Она снова ушла от него в себя. Потом спросила:

— Как он выглядит?

— Вы знаете мистера Бадда… помощника смотрителя тюрьмы? Так вот он, по-моему, великолепно описал его Бреду. Он сказал…

— Бреду? — прервала она. — Значит, Бред… не пошёл в лазарет?

— Нет.

Она помолчала, обдумывая это сообщение.

— Значит, он туда не пошёл, — сказала она сдержанно. И добавила: — Они были когда-то очень дружны. — Потом снова подняла на него взгляд. — А что сказал мистер Бадд?

— Он сказал, что мистер Фидлер похож на поседевшего мальчика.

Она медленно усвоила эти слова, подумала над ними.

— Могла бы и сама догадаться, какой он. — И обращаясь уже прямо к нему: — Знаете, почему я могла бы догадаться?

— Нет.

— Потому что я сама себя так ощущаю. Поседевшей девчонкой. Словно во мне что-то заморожено. Только волосы меняются.

— Да, — поколебавшись, признался Яша Джонс. — У вас есть седина.

Она кинула на него быстрый взгляд.

— Да. Но я всё же удивлена. Что вы сразу согласились… Так не слишком галантно.

— Я и сам удивлён, — сказал он. — Но сказать «нет» я не мог, И смолчать тоже не мог. Это был бы по отношению к вам даже дурно. Не знаю чем, но дурно. Поэтому, — он развёл руки ладонями кверху в знак покорности судьбе, — я должен был сказать «да».

— Пришлось сказать правду? — засмеялась она.

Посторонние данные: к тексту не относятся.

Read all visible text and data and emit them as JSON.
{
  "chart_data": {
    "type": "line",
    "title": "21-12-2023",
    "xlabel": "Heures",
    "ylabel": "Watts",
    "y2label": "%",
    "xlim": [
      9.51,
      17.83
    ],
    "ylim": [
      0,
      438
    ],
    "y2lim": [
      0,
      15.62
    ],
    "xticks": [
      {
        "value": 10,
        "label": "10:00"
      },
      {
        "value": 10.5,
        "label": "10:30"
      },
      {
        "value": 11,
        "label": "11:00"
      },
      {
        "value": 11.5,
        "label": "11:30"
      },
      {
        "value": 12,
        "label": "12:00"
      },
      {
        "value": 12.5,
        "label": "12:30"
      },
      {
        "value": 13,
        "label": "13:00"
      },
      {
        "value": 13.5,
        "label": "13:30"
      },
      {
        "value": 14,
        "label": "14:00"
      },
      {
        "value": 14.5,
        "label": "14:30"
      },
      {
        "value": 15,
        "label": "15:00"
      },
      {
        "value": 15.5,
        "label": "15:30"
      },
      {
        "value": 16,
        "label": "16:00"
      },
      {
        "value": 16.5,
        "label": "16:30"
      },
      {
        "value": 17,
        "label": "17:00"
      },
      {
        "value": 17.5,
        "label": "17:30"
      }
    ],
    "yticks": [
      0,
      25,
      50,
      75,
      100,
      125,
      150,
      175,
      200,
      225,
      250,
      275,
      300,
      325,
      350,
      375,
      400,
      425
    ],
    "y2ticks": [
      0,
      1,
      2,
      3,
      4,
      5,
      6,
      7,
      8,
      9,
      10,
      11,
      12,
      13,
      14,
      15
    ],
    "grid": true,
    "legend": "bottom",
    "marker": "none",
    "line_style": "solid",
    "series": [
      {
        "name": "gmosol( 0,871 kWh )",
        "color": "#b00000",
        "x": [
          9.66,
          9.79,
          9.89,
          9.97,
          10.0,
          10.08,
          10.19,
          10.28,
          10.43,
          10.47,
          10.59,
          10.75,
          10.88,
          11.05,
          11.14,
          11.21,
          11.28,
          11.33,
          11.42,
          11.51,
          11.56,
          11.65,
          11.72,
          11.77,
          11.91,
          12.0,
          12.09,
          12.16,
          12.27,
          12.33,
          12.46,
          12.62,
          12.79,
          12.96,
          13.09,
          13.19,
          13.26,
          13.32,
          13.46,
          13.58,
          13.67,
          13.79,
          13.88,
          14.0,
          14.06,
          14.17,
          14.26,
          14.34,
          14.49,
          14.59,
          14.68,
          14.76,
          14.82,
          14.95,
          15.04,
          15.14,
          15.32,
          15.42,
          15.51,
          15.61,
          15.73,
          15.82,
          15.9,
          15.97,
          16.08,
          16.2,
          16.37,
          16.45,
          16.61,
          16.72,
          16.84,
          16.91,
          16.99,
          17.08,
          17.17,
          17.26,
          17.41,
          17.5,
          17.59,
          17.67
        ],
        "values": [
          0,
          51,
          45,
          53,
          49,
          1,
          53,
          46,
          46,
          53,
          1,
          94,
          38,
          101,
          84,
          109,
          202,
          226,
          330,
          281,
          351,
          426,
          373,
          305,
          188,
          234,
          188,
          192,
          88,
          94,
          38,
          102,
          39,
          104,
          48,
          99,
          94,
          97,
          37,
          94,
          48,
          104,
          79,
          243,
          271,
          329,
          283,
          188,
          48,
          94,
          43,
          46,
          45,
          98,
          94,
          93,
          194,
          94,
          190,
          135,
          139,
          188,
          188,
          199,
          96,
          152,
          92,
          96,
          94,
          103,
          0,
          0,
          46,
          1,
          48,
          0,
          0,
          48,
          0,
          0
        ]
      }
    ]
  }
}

— Я не страдаю пороком правдолюбия. Но иногда без этого не обойтись.

Она молчала. Потом, словно очнувшись, спросила:

— Почему не обойтись?

— Я нарушу закон Яши Джонса «Об информации и свидетельских показаниях» и сам задам вам прямой вопрос.

Немного погодя она сказала:

— Да, приходится говорить правду, я хочу сказать — приходит время, когда без этого не обойтись, если… — Она помолчала, а потом договорила: — Если хочешь выжить.

Она поднялась со стула. Её движения вдруг стали тяжеловесными, неуклюжими, в них появилось что-то чуть ли не старческое. Она отошла, встала возле низкой кирпичной ограды и поглядела на реку.

Он вдруг почувствовал, что смотрит на всё до странности отчуждённо. Вспомнил, как в первое утро до завтрака — и с удивлением сообразил, что это было всего четыре дня назад, — он спустился погулять и взглянул за ограду. При ярком солнце над берегом видны были заросли можжевельника, жимолости, засохшие стебли лаконоса. Он увидел там ржавые банки от свиного сала и ржавые банке от кофе, ещё не опутанные цепкими побегами, стоптанную туфлю, старые бутылки, разбитый стеклянный графин. Он увидел более пышную зелень там, где, должно быть, протекала труба.

А теперь он смотрел, как она глядит на залитую луной реку и на западный берег, и думал, как выглядит этот берег при лунном свете. Он думал, как снять на плёнку то, что она видит. Снимать надо, конечно, с реки. Под взгорком можно найти место для штатива. Трудно, но можно. Надо спанорамировать снизу, чтобы поймать в кадр женскую фигуру, опустившую под белёсой шалью плечи, с освещённым луной лицом. Поймать и отблеск того разбитого графина, поймать, но не задерживаться на нём. Панорамируя, надо схватить его также мимоходом, как поймать в объектив папоротниковое кружево рожкового листа, выбеленного луной. Потому что всё должно казаться частью всего остального.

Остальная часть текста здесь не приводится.